Fc and C3bi receptors and the differentiation antigen BH2-Ag are randomly distributed in the plasma membrane of locomoting neutrophils.

Reports from several laboratories suggest that neutrophils arrested during locomotion preferentially bind immune complexes at the front of the cell. Such asymmetry of binding has been interpreted as indicating an active modulation of phagocytic receptors to the anterior of the cell. To investigate this further, we have used digital analysis of fluorescence images to determine the binding patterns of mAbs directed against the Fc receptors, the receptors for the C3bi fragment of C3, and a neutrophil-specific antigen. We found that all three proteins are distributed nearly identically along the length of migrating neutrophils, and their distribution very closely parallels the anterior to posterior distribution of the plasma membrane. The use of mAbs offered an important advantage in that the binding of antireceptor antibodies, unlike the binding of ligands, should be independent of potential changes in the affinity of the receptors. We conclude that the anterior distribution of the phagocytic receptors in the plasma membrane of locomoting neutrophils parallels the overall increase in membrane area at the front of a migrating cell and that specific translocation of phagocytic receptors does not occur.

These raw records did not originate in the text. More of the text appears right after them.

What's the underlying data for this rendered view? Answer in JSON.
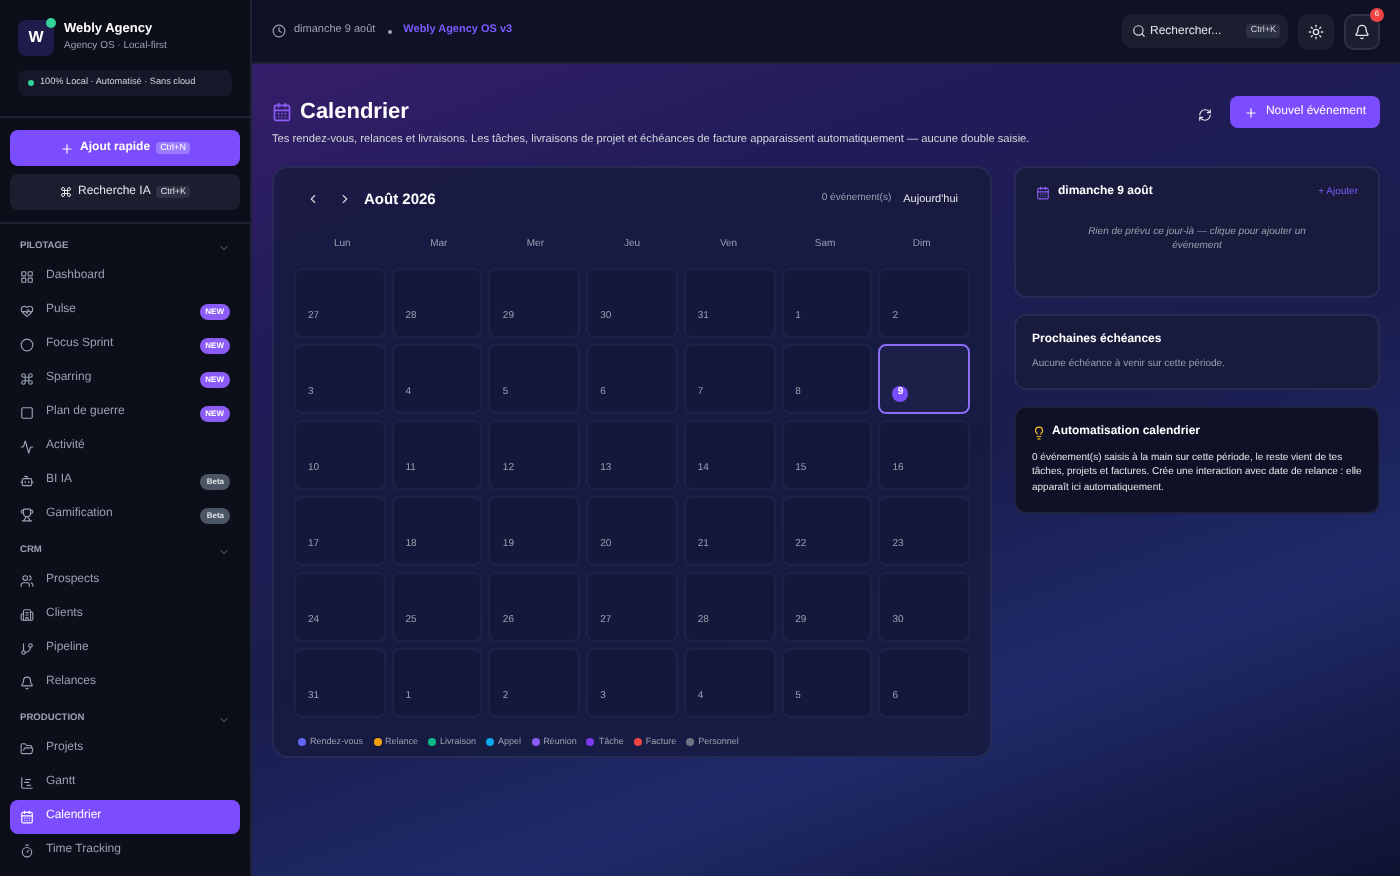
{
  "brand": {
    "name": "Webly Agency",
    "tagline": "Agency OS · Local-first",
    "logo": "W"
  },
  "status_pill": "100% Local · Automatisé · Sans cloud",
  "quick_add": {
    "label": "Ajout rapide",
    "shortcut": "Ctrl+N"
  },
  "ai_search": {
    "label": "Recherche IA",
    "shortcut": "Ctrl+K"
  },
  "sidebar": [
    {
      "title": "PILOTAGE",
      "expanded": true,
      "items": [
        {
          "label": "Dashboard",
          "selected": false
        },
        {
          "label": "Pulse",
          "selected": false,
          "badge": {
            "text": "NEW",
            "kind": "new"
          }
        },
        {
          "label": "Focus Sprint",
          "selected": false,
          "badge": {
            "text": "NEW",
            "kind": "new"
          }
        },
        {
          "label": "Sparring",
          "selected": false,
          "badge": {
            "text": "NEW",
            "kind": "new"
          }
        },
        {
          "label": "Plan de guerre",
          "selected": false,
          "badge": {
            "text": "NEW",
            "kind": "new"
          }
        },
        {
          "label": "Activité",
          "selected": false
        },
        {
          "label": "BI IA",
          "selected": false,
          "badge": {
            "text": "Beta",
            "kind": "beta"
          }
        },
        {
          "label": "Gamification",
          "selected": false,
          "badge": {
            "text": "Beta",
            "kind": "beta"
          }
        }
      ]
    },
    {
      "title": "CRM",
      "expanded": true,
      "items": [
        {
          "label": "Prospects",
          "selected": false
        },
        {
          "label": "Clients",
          "selected": false
        },
        {
          "label": "Pipeline",
          "selected": false
        },
        {
          "label": "Relances",
          "selected": false
        }
      ]
    },
    {
      "title": "PRODUCTION",
      "expanded": true,
      "items": [
        {
          "label": "Projets",
          "selected": false
        },
        {
          "label": "Gantt",
          "selected": false
        },
        {
          "label": "Calendrier",
          "selected": true
        },
        {
          "label": "Time Tracking",
          "selected": false
        }
      ]
    }
  ],
  "topbar": {
    "date": "dimanche 9 août",
    "version": "Webly Agency OS v3",
    "search": {
      "placeholder": "Rechercher...",
      "shortcut": "Ctrl+K"
    },
    "notifications": "6"
  },
  "header": {
    "title": "Calendrier",
    "subtitle": "Tes rendez-vous, relances et livraisons. Les tâches, livraisons de projet et échéances de facture apparaissent automatiquement — aucune double saisie.",
    "new_button": "Nouvel événement"
  },
  "calendar": {
    "month": "Août 2026",
    "event_count": "0 événement(s)",
    "today_button": "Aujourd'hui",
    "weekdays": [
      "Lun",
      "Mar",
      "Mer",
      "Jeu",
      "Ven",
      "Sam",
      "Dim"
    ],
    "days": [
      {
        "label": "27",
        "selected": false
      },
      {
        "label": "28",
        "selected": false
      },
      {
        "label": "29",
        "selected": false
      },
      {
        "label": "30",
        "selected": false
      },
      {
        "label": "31",
        "selected": false
      },
      {
        "label": "1",
        "selected": false
      },
      {
        "label": "2",
        "selected": false
      },
      {
        "label": "3",
        "selected": false
      },
      {
        "label": "4",
        "selected": false
      },
      {
        "label": "5",
        "selected": false
      },
      {
        "label": "6",
        "selected": false
      },
      {
        "label": "7",
        "selected": false
      },
      {
        "label": "8",
        "selected": false
      },
      {
        "label": "9",
        "selected": true
      },
      {
        "label": "10",
        "selected": false
      },
      {
        "label": "11",
        "selected": false
      },
      {
        "label": "12",
        "selected": false
      },
      {
        "label": "13",
        "selected": false
      },
      {
        "label": "14",
        "selected": false
      },
      {
        "label": "15",
        "selected": false
      },
      {
        "label": "16",
        "selected": false
      },
      {
        "label": "17",
        "selected": false
      },
      {
        "label": "18",
        "selected": false
      },
      {
        "label": "19",
        "selected": false
      },
      {
        "label": "20",
        "selected": false
      },
      {
        "label": "21",
        "selected": false
      },
      {
        "label": "22",
        "selected": false
      },
      {
        "label": "23",
        "selected": false
      },
      {
        "label": "24",
        "selected": false
      },
      {
        "label": "25",
        "selected": false
      },
      {
        "label": "26",
        "selected": false
      },
      {
        "label": "27",
        "selected": false
      },
      {
        "label": "28",
        "selected": false
      },
      {
        "label": "29",
        "selected": false
      },
      {
        "label": "30",
        "selected": false
      },
      {
        "label": "31",
        "selected": false
      },
      {
        "label": "1",
        "selected": false
      },
      {
        "label": "2",
        "selected": false
      },
      {
        "label": "3",
        "selected": false
      },
      {
        "label": "4",
        "selected": false
      },
      {
        "label": "5",
        "selected": false
      },
      {
        "label": "6",
        "selected": false
      }
    ],
    "legend": [
      {
        "label": "Rendez-vous",
        "color": "#6366f1"
      },
      {
        "label": "Relance",
        "color": "#f59e0b"
      },
      {
        "label": "Livraison",
        "color": "#10b981"
      },
      {
        "label": "Appel",
        "color": "#0ea5e9"
      },
      {
        "label": "Réunion",
        "color": "#8b5cf6"
      },
      {
        "label": "Tâche",
        "color": "#7c3aed"
      },
      {
        "label": "Facture",
        "color": "#ef4444"
      },
      {
        "label": "Personnel",
        "color": "#6b7280"
      }
    ]
  },
  "day_panel": {
    "title": "dimanche 9 août",
    "add_link": "+ Ajouter",
    "empty": "Rien de prévu ce jour-là — clique pour ajouter un événement"
  },
  "deadlines": {
    "title": "Prochaines échéances",
    "empty": "Aucune échéance à venir sur cette période."
  },
  "automation": {
    "title": "Automatisation calendrier",
    "body": "0 événement(s) saisis à la main sur cette période, le reste vient de tes tâches, projets et factures. Crée une interaction avec date de relance : elle apparaît ici automatiquement."
  }
}
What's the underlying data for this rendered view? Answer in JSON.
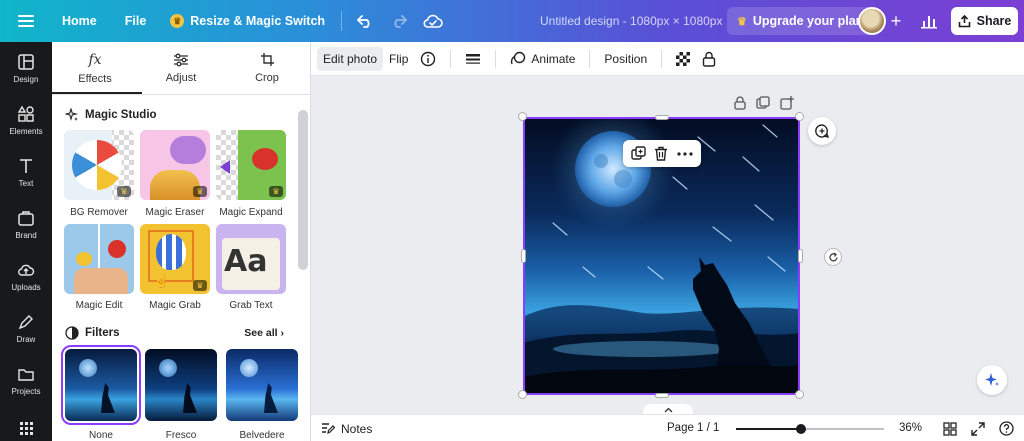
{
  "topbar": {
    "home": "Home",
    "file": "File",
    "magic_switch": "Resize & Magic Switch",
    "doc_title": "Untitled design - 1080px × 1080px",
    "upgrade": "Upgrade your plan",
    "share": "Share"
  },
  "rail": {
    "items": [
      "Design",
      "Elements",
      "Text",
      "Brand",
      "Uploads",
      "Draw",
      "Projects",
      "Apps"
    ]
  },
  "panel": {
    "tabs": [
      "Effects",
      "Adjust",
      "Crop"
    ],
    "magic_studio_title": "Magic Studio",
    "tools": [
      "BG Remover",
      "Magic Eraser",
      "Magic Expand",
      "Magic Edit",
      "Magic Grab",
      "Grab Text"
    ],
    "filters_title": "Filters",
    "see_all": "See all",
    "filters": [
      "None",
      "Fresco",
      "Belvedere"
    ]
  },
  "context_toolbar": {
    "edit_photo": "Edit photo",
    "flip": "Flip",
    "animate": "Animate",
    "position": "Position"
  },
  "bottombar": {
    "notes": "Notes",
    "page": "Page 1 / 1",
    "zoom": "36%",
    "zoom_fraction": 0.36
  },
  "colors": {
    "accent": "#8b3dff",
    "rail_bg": "#18191b",
    "canvas_bg": "#ebecf0"
  }
}
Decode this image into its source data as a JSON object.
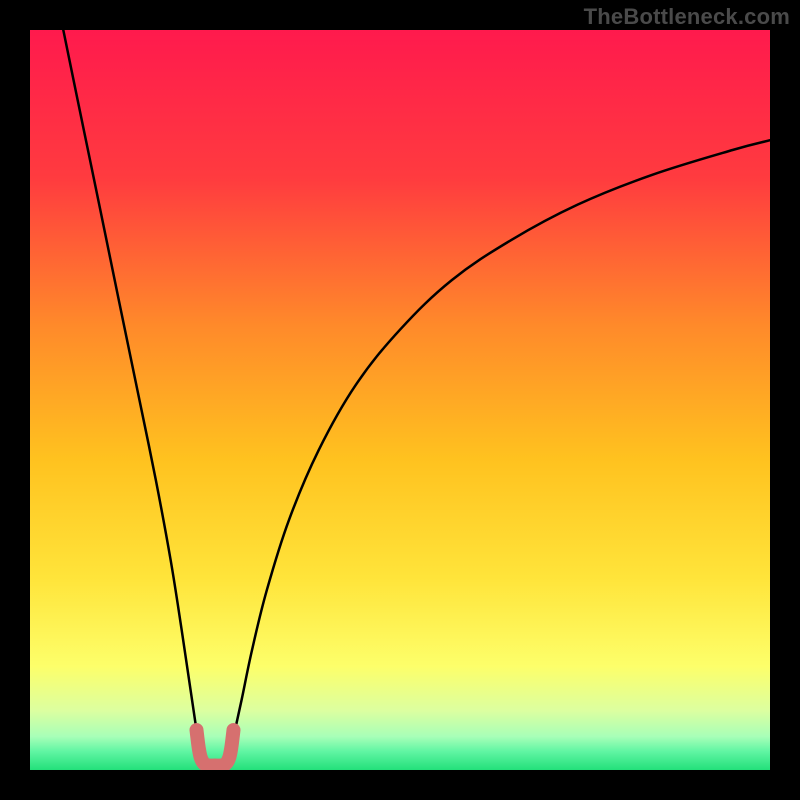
{
  "watermark": "TheBottleneck.com",
  "chart_data": {
    "type": "line",
    "title": "",
    "xlabel": "",
    "ylabel": "",
    "xlim": [
      0,
      100
    ],
    "ylim": [
      0,
      100
    ],
    "grid": false,
    "annotations": [],
    "background_gradient": {
      "stops": [
        {
          "pos": 0.0,
          "color": "#ff1a4d"
        },
        {
          "pos": 0.2,
          "color": "#ff3b3f"
        },
        {
          "pos": 0.4,
          "color": "#ff8a2a"
        },
        {
          "pos": 0.58,
          "color": "#ffc21f"
        },
        {
          "pos": 0.74,
          "color": "#ffe43a"
        },
        {
          "pos": 0.86,
          "color": "#fdff6a"
        },
        {
          "pos": 0.92,
          "color": "#dcffa0"
        },
        {
          "pos": 0.955,
          "color": "#a7ffb8"
        },
        {
          "pos": 0.975,
          "color": "#60f5a3"
        },
        {
          "pos": 1.0,
          "color": "#23e07a"
        }
      ]
    },
    "series": [
      {
        "name": "bottleneck-curve-left",
        "color": "#000000",
        "x": [
          4.5,
          7,
          9.5,
          12,
          14.5,
          17,
          19,
          20.5,
          21.7,
          22.5,
          23.0
        ],
        "y": [
          100,
          87.8,
          75.7,
          63.5,
          51.4,
          39.2,
          28.4,
          18.9,
          10.8,
          5.4,
          2.3
        ]
      },
      {
        "name": "bottleneck-curve-right",
        "color": "#000000",
        "x": [
          27.0,
          27.7,
          28.6,
          30,
          32,
          35,
          39,
          44,
          50,
          57,
          65,
          74,
          84,
          95,
          100
        ],
        "y": [
          2.3,
          5.4,
          9.5,
          16.2,
          24.3,
          33.8,
          43.2,
          52.0,
          59.5,
          66.2,
          71.6,
          76.4,
          80.4,
          83.8,
          85.1
        ]
      },
      {
        "name": "optimal-zone-marker",
        "color": "#d6706f",
        "x": [
          22.5,
          22.8,
          23.1,
          23.6,
          24.3,
          25.0,
          25.7,
          26.4,
          26.9,
          27.2,
          27.5
        ],
        "y": [
          5.4,
          3.0,
          1.6,
          0.8,
          0.6,
          0.6,
          0.6,
          0.8,
          1.6,
          3.0,
          5.4
        ]
      }
    ]
  }
}
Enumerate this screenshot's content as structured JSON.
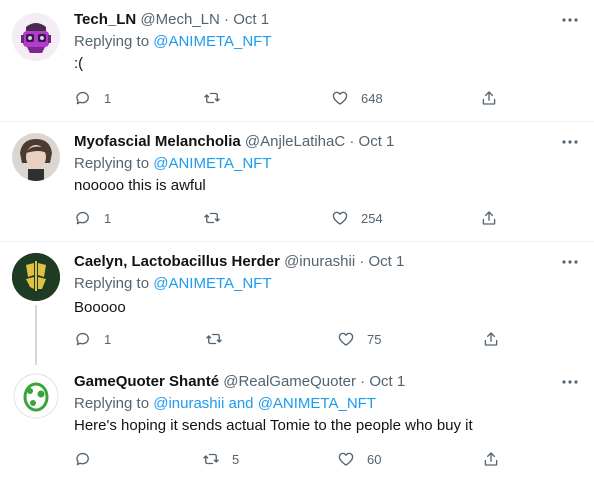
{
  "tweets": [
    {
      "name": "Tech_LN",
      "handle": "@Mech_LN",
      "dot": "·",
      "time": "Oct 1",
      "reply_prefix": "Replying to ",
      "reply_mentions": "@ANIMETA_NFT",
      "reply_joiner": "",
      "reply_mentions2": "",
      "text": ":(",
      "replies": "1",
      "retweets": "",
      "likes": "648"
    },
    {
      "name": "Myofascial Melancholia",
      "handle": "@AnjleLatihaC",
      "dot": "·",
      "time": "Oct 1",
      "reply_prefix": "Replying to ",
      "reply_mentions": "@ANIMETA_NFT",
      "reply_joiner": "",
      "reply_mentions2": "",
      "text": "nooooo this is awful",
      "replies": "1",
      "retweets": "",
      "likes": "254"
    },
    {
      "name": "Caelyn, Lactobacillus Herder",
      "handle": "@inurashii",
      "dot": "·",
      "time": "Oct 1",
      "reply_prefix": "Replying to ",
      "reply_mentions": "@ANIMETA_NFT",
      "reply_joiner": "",
      "reply_mentions2": "",
      "text": "Booooo",
      "replies": "1",
      "retweets": "",
      "likes": "75"
    },
    {
      "name": "GameQuoter Shanté",
      "handle": "@RealGameQuoter",
      "dot": "·",
      "time": "Oct 1",
      "reply_prefix": "Replying to ",
      "reply_mentions": "@inurashii",
      "reply_joiner": " and ",
      "reply_mentions2": "@ANIMETA_NFT",
      "text": "Here's hoping it sends actual Tomie to the people who buy it",
      "replies": "",
      "retweets": "5",
      "likes": "60"
    }
  ],
  "colors": {
    "text": "#0f1419",
    "secondary": "#536471",
    "mention": "#1d9bf0",
    "divider": "#eff3f4",
    "thread_line": "#cfd9de"
  },
  "icons": {
    "reply": "reply-icon",
    "retweet": "retweet-icon",
    "like": "heart-icon",
    "share": "share-icon",
    "more": "more-icon"
  }
}
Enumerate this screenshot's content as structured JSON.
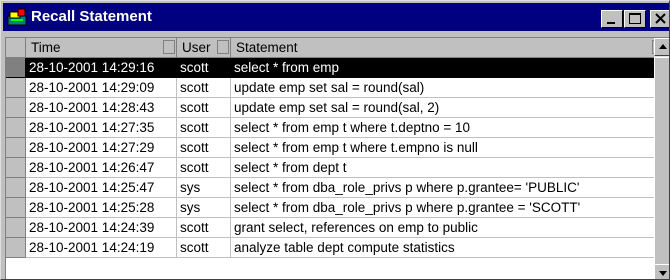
{
  "window": {
    "title": "Recall Statement"
  },
  "columns": {
    "time": "Time",
    "user": "User",
    "statement": "Statement"
  },
  "selected_row": 0,
  "rows": [
    {
      "time": "28-10-2001 14:29:16",
      "user": "scott",
      "statement": "select * from emp"
    },
    {
      "time": "28-10-2001 14:29:09",
      "user": "scott",
      "statement": "update emp set sal = round(sal)"
    },
    {
      "time": "28-10-2001 14:28:43",
      "user": "scott",
      "statement": "update emp set sal = round(sal, 2)"
    },
    {
      "time": "28-10-2001 14:27:35",
      "user": "scott",
      "statement": "select * from emp t where t.deptno = 10"
    },
    {
      "time": "28-10-2001 14:27:29",
      "user": "scott",
      "statement": "select * from emp t where t.empno is null"
    },
    {
      "time": "28-10-2001 14:26:47",
      "user": "scott",
      "statement": "select * from dept t"
    },
    {
      "time": "28-10-2001 14:25:47",
      "user": "sys",
      "statement": "select * from dba_role_privs p where p.grantee= 'PUBLIC'"
    },
    {
      "time": "28-10-2001 14:25:28",
      "user": "sys",
      "statement": "select * from dba_role_privs p where p.grantee = 'SCOTT'"
    },
    {
      "time": "28-10-2001 14:24:39",
      "user": "scott",
      "statement": "grant select, references on emp to public"
    },
    {
      "time": "28-10-2001 14:24:19",
      "user": "scott",
      "statement": "analyze table dept compute statistics"
    }
  ]
}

A monoclonal antibody to a human neutrophil-specific plasma membrane antigen. Effect of the antibody on the C3bi-mediated adherence by neutrophils and expression of the antigen during myelopoiesis.

We have used mice selectively tolerized to antigens of human lymphocytes by treatment with cyclophosphamide to raise an mAb, BH2-C6, that reacts with a plasma membrane antigen specific for human neutrophils. This specificity is demonstrated by indirect immunofluorescence microscopy, cytochemical analysis of fluorescence-positive and -negative cell populations separated by flow cytometry, and by the selective, complement-mediated killing of mAb BH2-C6-treated neutrophils. Additional evidence for the neutrophil specificity of mAb BH2-C6 is shown by immunoelectron microscopy, which demonstrates a lack of reactivity with human eosinophils. Immunoblotting of SDS-PAGE-separated proteins of polymorphonuclear leukocytes with 125I-labeled BH2-C6 identifies protein with an average molecular mass of 157 kD. Binding studies show that, at saturation, neutrophils bind 214,000 molecules of 125I-BH2-C6 per cell. Addition of mAb BH2-C6 to neutrophils significantly reduces the number of C3bi-opsonized sheep erythrocytes (EIgMC3bi) bound by these cells. This reduction is partly reversed by the presence of soybean trypsin inhibitor (SBTI), indicating that at least one part of this inhibition is due to BH2-C6-stimulated secretion of a serine protease that may affect ligand binding. Cytochemical analysis of normal human bone marrow cells sorted by cytofluorimetry identifies the promyelocyte as the precursor cell that first expresses BH2-Ag on the plasma membrane. Using the leukemic cell line HL-60, we demonstrate that only inducers of granulocytic differentiation, cis-retinoic acid, and dimethyloxazolidine stimulate the expression of BH2-Ag. These results show that the expression of BH2-Ag during myelomonocytic differentiation is a property uniquely possessed by cells committed to the neutrophilic lineage.